A. No, sir, it’s not.
*573Q. In this particular report that you just looked at, he doesn’t specify from whence this information came or from whom it came; is that correct?
A. That’s correct.
Q. As a matter of fact, three different people is [sic] listed as possible sources of the information?
A. That is correct.
Q. And he doesn’t indicate who told him what?
A. That is correct.

The term “statement” as used in N.C.G.S. § 15A-903(f)(2) includes statements signed or otherwise adopted by the witness and “substantially verbatim” recitals or oral statements which are contemporaneously recorded. N.C.G.S. § 15A-903(f)(5) (1983). Because the report in question contains only a narrative of the offense and does not attribute oral statements to any of the three witnesses mentioned therein, we conclude that it does not contain Mrs. Haselden’s prior “statement” for purposes of section 903. Defendant’s assignment of error is overruled.

[2] Defendant next challenges the validity of the life sentence imposed. She contends that the trial judge erroneously found as a nonstatutory aggravating factor that defendant’s testimony was perjured.

We first approved the use of perjury as an aggravating factor in State v. Thompson, 310 N.C. 209, 311 S.E. 2d 866 (1984). Recognizing that our decision was “fraught with potential dangers,” however, we strongly cautioned that “a trial judge should exercise extreme caution in this area and should refrain from finding perjury as an aggravating factor except in the most extreme case.” Id. at 226-27, 311 S.E. 2d at 876. We have been careful to reiterate this admonishment on each occasion on which the issue has arisen. See State v. Rogers, 316 N.C. 203, 341 S.E. 2d 713 (1986); State v. Brown, 315 N.C. 40, 337 S.E. 2d 808 (1985), cert. denied, --- U.S. ---, 90 L.Ed. 2d 733 (1986).

Experience has demonstrated that the concerns expressed in Thompson were well-founded. The “extreme case” standard has proved unworkable and our words of caution insufficient bulwarks *574against misuse of the aggravating factor. This is amply demonstrated by the facts of this case. Here, the only evidence of perjury was the fact that defendant’s testimony was contradicted by Shirley Haselden. The trial judge noted that the jury “by its verdict obviously found that the defendant’s testimony was false.” That the trial judge’s finding of perjury was conjectural is certain.
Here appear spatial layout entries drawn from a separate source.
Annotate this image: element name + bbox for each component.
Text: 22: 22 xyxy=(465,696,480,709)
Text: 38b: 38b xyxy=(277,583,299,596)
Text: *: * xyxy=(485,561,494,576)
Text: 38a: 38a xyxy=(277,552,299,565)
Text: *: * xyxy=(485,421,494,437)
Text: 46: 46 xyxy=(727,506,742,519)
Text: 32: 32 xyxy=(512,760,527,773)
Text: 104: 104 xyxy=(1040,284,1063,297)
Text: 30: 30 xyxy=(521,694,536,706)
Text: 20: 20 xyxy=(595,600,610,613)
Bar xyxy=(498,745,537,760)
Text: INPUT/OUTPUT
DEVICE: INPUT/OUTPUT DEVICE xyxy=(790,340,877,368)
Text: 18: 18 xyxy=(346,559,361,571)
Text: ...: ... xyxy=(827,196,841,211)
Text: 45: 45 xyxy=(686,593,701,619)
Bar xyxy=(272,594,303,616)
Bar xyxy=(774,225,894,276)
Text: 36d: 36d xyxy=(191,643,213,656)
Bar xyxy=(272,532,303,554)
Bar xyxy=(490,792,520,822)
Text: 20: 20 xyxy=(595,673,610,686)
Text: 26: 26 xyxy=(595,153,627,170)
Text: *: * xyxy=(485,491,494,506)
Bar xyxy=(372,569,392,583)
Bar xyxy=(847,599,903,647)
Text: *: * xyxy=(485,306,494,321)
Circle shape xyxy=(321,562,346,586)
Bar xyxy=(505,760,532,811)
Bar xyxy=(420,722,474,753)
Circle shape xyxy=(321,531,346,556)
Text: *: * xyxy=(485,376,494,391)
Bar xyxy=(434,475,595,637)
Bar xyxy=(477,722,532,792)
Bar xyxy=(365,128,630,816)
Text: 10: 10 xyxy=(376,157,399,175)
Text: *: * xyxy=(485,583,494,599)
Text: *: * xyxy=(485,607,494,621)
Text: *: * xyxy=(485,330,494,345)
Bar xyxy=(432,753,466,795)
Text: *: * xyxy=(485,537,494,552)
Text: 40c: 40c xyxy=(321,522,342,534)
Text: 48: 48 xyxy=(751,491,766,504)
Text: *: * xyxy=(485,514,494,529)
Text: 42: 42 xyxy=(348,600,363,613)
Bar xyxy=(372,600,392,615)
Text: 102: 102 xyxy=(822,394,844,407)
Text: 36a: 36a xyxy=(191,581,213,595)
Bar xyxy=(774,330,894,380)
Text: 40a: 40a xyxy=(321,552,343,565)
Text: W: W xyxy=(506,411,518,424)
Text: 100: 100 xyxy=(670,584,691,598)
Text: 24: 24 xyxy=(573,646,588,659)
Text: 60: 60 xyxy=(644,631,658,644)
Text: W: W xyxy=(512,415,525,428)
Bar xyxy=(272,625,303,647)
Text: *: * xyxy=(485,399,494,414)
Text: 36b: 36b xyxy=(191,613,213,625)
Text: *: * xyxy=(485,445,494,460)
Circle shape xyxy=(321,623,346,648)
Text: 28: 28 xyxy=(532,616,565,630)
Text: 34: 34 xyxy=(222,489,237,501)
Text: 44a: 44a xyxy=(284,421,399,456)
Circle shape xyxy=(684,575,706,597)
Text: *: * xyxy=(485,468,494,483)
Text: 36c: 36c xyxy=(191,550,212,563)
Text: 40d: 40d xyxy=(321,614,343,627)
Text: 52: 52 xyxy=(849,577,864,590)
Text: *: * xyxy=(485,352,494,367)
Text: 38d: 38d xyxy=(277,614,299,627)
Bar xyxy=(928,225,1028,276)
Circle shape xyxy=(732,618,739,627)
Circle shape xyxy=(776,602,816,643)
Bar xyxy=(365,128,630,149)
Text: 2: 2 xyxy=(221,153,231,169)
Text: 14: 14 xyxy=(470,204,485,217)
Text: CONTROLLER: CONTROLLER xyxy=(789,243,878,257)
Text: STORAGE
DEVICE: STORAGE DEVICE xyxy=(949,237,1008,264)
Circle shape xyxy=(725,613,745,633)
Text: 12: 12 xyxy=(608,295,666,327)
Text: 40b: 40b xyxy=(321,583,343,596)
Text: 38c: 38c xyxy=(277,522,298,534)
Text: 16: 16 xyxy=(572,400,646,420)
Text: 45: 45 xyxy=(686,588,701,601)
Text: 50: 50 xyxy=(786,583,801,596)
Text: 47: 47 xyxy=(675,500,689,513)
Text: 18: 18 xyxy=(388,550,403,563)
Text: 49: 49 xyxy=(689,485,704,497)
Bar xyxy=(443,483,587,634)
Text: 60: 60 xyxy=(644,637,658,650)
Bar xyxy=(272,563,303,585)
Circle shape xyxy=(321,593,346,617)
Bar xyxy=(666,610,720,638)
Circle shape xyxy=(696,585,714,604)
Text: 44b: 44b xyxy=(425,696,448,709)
Because a trial judge’s determination of the factor is basically dependent upon his subjective evaluation of the defendant’s demeanor, we find it impossible to formulate adequately concrete guidelines to prevent future erroneous findings. In the interests of justice, we therefore hold that perjury may no longer constitute a nonstatutory aggravating factor in North Carolina. If the facts of the particular case warrant it, a defendant who commits perjury may be prosecuted under a separate indictment for that offense. In so ruling, we intend no criticism of the trial judges who have wrestled unsuccessfully with this problematic sentencing issue.

The rule herein announced shall be effective in all sentencing hearings commencing on or after the certification date of this opinion, including the resentencing of this defendant. Prior case law is overruled to the extent that it conflicts with this decision. This cause is remanded to the Superior Court, Cumberland County, for a new sentencing hearing.

Remanded for new sentencing hearing.